I can see the lake from my bedroom window. So many times I’ve found myself in the far reaches of this state I’ve always called home and every time I am soothed by the quiet, the tall pine trees, the smooth view of endless lake. The cool air, the long slow sunset, the immediate sunrise and melodious song of morning birds. All of this wrapped in a week away from tasks and to do lists.

                Once, it was Interlochen and a small rented rustic cabin with John, my first love. Late October, the air colder than anticipated. I slept in a man’s brown sweater and the arms of my college boyfriend and not a sound occurred in the night.

                We ate in restaurants and canoed glass-still lakes and walked on silent, pine-needle carpet of forest trails. And I listened to his boom-deep voice and wondered where we would end up, was our love real enough to last.                It is sixteen years since that weekend escape and I am a mother of three young children alone in the

northern territory. But I am not lonely. I was my loneliest as a married person and as a single in my yearning 20s. I am in love with the moments now and there are many.                I am at this moment and truly, I do not want to exchange this any detail for another.                Is it fear to not want to fold another into this tight perfect circle? Or contentment? My muse insists I must not seek to satisfy every problem at the same turning moment.                 And my children watch a movie I have seen before, and I recite lines to their increasing frustration and I smile to know that I’ve lived more moments than I can count.

                The sailboat at the dock beckons, its sails tied up tight, its sobriquet painted in delicate swirls on the hull. Behind closed eyes, I feel the wind’s pull and the luring fingers of the tide and freeing crest of waves.

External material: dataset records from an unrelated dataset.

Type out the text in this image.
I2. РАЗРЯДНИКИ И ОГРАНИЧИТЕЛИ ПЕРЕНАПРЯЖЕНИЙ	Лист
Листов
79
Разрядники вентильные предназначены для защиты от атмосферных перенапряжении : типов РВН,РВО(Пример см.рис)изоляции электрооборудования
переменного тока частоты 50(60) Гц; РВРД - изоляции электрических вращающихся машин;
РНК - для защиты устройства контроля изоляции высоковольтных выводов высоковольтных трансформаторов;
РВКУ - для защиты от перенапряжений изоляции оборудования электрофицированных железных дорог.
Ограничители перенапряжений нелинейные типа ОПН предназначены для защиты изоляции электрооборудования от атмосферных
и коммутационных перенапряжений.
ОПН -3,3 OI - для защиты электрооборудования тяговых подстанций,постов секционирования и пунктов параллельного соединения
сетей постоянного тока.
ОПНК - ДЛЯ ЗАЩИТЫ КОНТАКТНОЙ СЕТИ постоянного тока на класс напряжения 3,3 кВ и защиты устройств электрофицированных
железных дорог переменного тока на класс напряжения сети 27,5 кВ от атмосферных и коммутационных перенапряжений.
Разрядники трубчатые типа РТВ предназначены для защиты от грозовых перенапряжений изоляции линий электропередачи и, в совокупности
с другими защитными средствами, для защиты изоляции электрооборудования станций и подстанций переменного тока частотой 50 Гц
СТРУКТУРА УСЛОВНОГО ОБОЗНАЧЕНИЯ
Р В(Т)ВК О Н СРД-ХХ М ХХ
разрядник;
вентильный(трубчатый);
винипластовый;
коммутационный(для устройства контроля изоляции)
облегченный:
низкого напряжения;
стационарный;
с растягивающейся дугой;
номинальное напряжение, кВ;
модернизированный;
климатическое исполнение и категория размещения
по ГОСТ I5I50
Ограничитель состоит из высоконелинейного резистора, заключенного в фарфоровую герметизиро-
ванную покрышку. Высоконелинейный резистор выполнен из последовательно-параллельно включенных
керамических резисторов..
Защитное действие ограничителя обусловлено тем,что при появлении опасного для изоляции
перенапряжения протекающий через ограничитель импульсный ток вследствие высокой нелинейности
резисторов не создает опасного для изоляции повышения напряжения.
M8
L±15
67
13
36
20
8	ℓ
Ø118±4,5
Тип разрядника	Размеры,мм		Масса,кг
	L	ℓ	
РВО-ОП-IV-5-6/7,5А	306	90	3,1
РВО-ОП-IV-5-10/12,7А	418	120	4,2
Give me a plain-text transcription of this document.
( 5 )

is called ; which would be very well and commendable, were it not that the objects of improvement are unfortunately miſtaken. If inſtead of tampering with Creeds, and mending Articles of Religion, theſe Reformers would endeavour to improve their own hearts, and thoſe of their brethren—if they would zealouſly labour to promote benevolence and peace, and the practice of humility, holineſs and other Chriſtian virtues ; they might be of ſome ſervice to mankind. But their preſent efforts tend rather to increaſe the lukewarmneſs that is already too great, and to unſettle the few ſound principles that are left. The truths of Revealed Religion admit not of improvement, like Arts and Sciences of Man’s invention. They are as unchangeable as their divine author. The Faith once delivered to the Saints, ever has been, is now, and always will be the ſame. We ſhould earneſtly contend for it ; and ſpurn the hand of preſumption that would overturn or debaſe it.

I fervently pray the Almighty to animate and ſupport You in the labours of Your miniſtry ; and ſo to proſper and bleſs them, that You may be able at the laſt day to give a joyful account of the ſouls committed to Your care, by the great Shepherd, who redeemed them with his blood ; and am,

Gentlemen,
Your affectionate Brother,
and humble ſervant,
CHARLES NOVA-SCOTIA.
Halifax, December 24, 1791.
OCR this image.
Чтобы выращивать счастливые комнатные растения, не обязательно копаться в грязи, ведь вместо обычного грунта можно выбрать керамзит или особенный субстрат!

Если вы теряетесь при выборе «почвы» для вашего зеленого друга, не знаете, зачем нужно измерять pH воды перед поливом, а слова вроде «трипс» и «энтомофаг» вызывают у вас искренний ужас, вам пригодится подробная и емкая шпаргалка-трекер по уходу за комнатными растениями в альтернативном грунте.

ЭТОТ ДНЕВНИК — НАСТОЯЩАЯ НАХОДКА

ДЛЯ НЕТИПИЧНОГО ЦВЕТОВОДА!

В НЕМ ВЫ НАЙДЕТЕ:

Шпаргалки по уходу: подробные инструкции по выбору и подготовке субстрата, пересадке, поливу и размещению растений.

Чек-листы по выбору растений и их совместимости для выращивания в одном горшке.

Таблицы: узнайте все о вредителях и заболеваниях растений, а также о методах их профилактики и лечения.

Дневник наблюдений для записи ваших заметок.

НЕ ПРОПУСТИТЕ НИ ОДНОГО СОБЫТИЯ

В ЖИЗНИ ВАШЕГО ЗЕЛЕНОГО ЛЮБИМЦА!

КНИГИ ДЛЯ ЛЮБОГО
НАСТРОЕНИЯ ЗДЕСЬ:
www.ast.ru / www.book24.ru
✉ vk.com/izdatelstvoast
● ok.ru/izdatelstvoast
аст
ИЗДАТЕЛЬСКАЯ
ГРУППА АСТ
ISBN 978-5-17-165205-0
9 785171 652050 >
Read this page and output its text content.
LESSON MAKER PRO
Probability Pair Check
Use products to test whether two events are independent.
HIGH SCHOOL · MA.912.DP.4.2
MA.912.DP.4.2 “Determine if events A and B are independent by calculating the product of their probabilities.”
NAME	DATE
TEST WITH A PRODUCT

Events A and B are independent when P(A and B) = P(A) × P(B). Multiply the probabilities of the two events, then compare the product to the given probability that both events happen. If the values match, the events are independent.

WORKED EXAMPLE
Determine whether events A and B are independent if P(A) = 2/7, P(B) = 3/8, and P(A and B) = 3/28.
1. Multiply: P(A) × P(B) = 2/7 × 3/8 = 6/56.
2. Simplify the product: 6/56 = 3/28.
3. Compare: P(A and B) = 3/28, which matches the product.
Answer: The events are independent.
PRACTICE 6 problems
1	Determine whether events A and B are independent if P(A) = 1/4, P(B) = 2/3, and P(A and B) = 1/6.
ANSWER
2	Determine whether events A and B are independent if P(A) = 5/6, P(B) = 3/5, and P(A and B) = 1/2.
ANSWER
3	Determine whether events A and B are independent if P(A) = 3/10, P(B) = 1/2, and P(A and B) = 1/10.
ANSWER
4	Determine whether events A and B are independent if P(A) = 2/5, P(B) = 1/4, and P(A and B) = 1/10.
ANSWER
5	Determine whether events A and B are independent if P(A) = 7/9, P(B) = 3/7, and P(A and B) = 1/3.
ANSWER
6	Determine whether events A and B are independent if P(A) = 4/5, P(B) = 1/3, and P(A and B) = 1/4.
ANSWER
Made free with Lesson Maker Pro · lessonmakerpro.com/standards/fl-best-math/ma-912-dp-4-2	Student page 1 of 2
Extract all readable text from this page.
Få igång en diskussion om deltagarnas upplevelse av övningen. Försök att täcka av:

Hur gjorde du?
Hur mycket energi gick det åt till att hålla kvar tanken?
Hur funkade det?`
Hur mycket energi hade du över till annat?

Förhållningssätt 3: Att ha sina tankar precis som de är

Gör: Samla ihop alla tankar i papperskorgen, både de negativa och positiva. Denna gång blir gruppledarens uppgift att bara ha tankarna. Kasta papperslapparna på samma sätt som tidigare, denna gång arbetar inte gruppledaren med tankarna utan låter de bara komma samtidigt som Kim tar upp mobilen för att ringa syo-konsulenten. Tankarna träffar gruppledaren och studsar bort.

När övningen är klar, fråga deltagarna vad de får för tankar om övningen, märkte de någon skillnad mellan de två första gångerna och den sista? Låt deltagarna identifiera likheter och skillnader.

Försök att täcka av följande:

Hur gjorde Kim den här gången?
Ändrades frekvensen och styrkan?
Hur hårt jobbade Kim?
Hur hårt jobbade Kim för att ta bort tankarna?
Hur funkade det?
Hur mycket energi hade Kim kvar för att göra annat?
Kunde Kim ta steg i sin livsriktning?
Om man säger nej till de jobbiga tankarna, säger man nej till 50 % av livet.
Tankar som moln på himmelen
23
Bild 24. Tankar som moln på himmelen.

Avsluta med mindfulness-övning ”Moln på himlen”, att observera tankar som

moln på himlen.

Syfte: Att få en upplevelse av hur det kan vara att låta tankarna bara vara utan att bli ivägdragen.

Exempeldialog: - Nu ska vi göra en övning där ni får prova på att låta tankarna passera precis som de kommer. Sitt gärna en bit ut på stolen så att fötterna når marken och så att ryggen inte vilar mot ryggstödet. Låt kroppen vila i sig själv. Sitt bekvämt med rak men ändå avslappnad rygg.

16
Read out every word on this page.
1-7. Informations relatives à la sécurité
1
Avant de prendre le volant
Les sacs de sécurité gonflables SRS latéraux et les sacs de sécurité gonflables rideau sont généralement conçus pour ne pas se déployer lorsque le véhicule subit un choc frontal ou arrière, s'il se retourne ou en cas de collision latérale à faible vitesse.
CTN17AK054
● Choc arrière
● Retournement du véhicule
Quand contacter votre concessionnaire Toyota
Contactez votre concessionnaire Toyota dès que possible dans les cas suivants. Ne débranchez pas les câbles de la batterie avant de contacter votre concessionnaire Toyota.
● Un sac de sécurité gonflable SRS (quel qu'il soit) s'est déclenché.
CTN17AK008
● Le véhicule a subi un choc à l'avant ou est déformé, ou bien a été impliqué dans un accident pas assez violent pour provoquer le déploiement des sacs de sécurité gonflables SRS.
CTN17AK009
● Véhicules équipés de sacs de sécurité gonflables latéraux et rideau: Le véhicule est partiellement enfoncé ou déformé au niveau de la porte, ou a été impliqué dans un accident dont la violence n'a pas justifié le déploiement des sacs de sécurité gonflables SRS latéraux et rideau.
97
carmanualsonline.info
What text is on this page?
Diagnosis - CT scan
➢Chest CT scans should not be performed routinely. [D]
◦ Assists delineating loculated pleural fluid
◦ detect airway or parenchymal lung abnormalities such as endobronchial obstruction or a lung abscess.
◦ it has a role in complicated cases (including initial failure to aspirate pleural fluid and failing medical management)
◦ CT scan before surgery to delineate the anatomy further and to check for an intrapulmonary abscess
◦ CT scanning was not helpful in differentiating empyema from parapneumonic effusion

                How the sun dances on my nose in the coolness of a confident sail. Where I am right now … it is good. The fear of the unknown paralyzes; I will not give in to the swell and pull. The clarity of a new morning before me, understanding nuance of lawn and pavement, hill and cliff, tree groves and deep, deep lake.                Sometimes our path is not as clearly outlined as we had imagined. Sometimes it is the unexpected turn in the road that is the best journey yet.                When I was a graduate student in the hills of

Vermont, it was the same exhilaration of serenity, the same brilliance of forest paths, the same anything-is-possible in yet another morning to arrive every single day. How are we to know when we are ready and for what?                The movie plays, familiar and still exciting. It is time to see. It is time to walk with open eyes.